The Federal Housing Finance Agency may have overplayed its hand when it secured a nearly $1 billion settlement for effectively ending a mortgage-bond lawsuit filed against UBS Americas.
Essentially, the international bank agreed to pay $885 million to settle a dispute over toxic residential mortgage-backed securities (MBS).
But if the FHFA expects more settlements with U.S.-based banks facing similar claims, they may want to hold their breath.
In today’s environment, where banks are worried about their overall liquidity and the changing capitalization landscape in the post-Basel III world, the payout for settling is not as glamorous or stress relieving when the price just isn’t right.
Back in 2011, more than a dozen banks – including Bank of America (BAC), Citigroup (C) and JPMorgan Chase (JPM) – were named as defendants in numerous lawsuits that accused the mega banks of selling mortgage-backed securities backed by toxic underlying loans to Fannie Mae and Freddie Mac.

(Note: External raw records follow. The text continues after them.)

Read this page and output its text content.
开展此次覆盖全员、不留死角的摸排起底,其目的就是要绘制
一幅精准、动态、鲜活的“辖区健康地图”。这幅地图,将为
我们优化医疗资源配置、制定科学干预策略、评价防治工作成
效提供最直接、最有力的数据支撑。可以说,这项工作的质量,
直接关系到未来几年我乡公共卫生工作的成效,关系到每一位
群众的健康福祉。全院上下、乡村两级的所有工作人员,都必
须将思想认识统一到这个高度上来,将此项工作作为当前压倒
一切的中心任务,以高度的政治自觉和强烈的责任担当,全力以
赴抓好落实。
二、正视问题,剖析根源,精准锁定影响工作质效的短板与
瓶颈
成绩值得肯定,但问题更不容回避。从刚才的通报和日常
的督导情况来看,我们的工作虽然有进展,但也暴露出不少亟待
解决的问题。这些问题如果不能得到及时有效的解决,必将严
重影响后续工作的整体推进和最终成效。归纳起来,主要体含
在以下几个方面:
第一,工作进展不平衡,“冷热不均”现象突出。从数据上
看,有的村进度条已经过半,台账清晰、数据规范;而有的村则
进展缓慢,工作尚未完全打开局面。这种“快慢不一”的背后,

FHFA in its role as conservator ended up filing suit on the GSEs’ behalf, with the dispute centered around $200 billion in RMBS sold within 500 securitizations.
Since then, FHFA has settled with Citigroup, and it was reported Thursday that Bank of America may also settle.
But Fitch Ratings says the latest UBS settlement may force the remaining banks to stay on the sidelines and simply fight it out.
While legal fees and litigation are usually no walk in the park, neither is a massive settlement that forces an institution to take a major hit all at once.
Of course, each institution will chart its own course after calculating the firm’s individual circumstances.
But Fitch doesn’t rule out the possibility that remaining banks will play hardball waiting for either a smaller settlement or another resolution.
“Although not necessarily setting a formal precedent, the high settlement cost to UBS relative to the outstanding portfolio amount could lead to additional provisions at other banks,” Fitch said.
Still, how hard they fight or whether they settle could hinge on each bank’s ultimate exposure.
Despite all the uncertainty, Fitch believes the legal and regulatory costs for banks will remain high, but manageable.